There are three types of Facebook users:

  1. The ones who would cheat anyway
  2. Those who would never cheat, regardless of the situation.
  3. Those who may or may not cheat, depending on the circumstances, these are the most at risk. Facebook is to these wavers what dessert is to dieters: hard to resist!

A recent survey by the American Academy of Matrimonial Lawyers indicates that 81 percent of divorce lawyers have seen an increase in the number of cases using social media evidence over the past five years. A survey by states that Facebook is cited in approximately 20 percent of cases.

Yes, social networks like Facebook have helped reconnect former lovers. Facebook can even create a fantasy world for a potentially cheating spouse. But the cheating can’t be blamed on Facebook alone. It is simply a tool. If there are already problems in a relationship, infidelity will happen regardless of how Facebook makes it easier. The problem is not Facebook; Ultimately, it’s a lack of connection and communication within a relationship.

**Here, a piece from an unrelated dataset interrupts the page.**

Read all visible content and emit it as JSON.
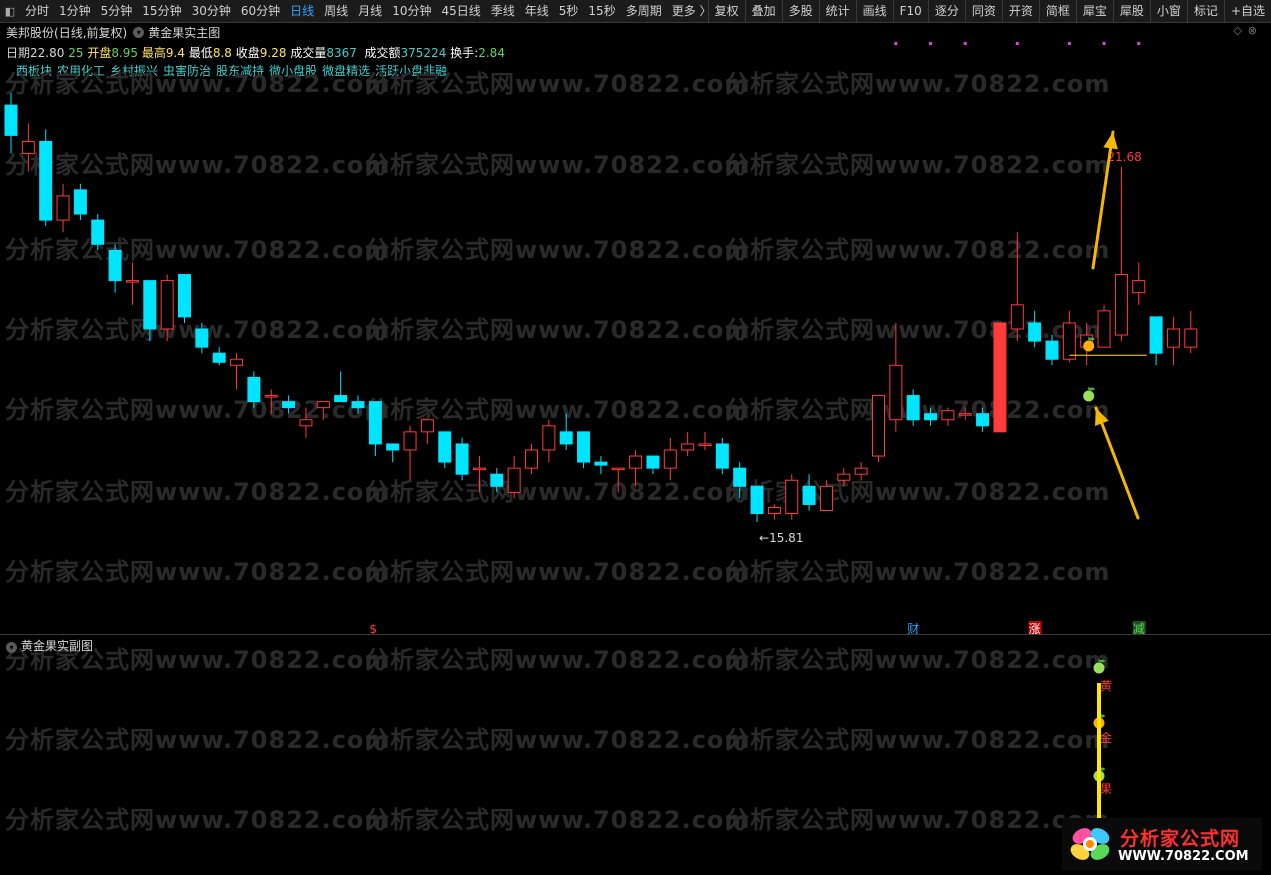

Part of the attraction on Facebook involves reconnection. The other part is the syndrome of long lost love. The old feelings invade you again and you feel young again. This rejuvenation can make people do things they normally wouldn’t.

While it’s common for people to want to connect with others, communication with your partner is essential to keeping Facebook a networking, not a cheating site. Couples should discuss social media with each other and set ground rules that both of you are comfortable with. If you think that an Internet relationship would harm your partner if found out, it should be disregarded from the start.

Networking can be a fun way to catch up with old friends, make new ones, and even build and maintain business contacts. However, if it turns into something you don’t want your spouse to know about, don’t do it or end it before it goes too far.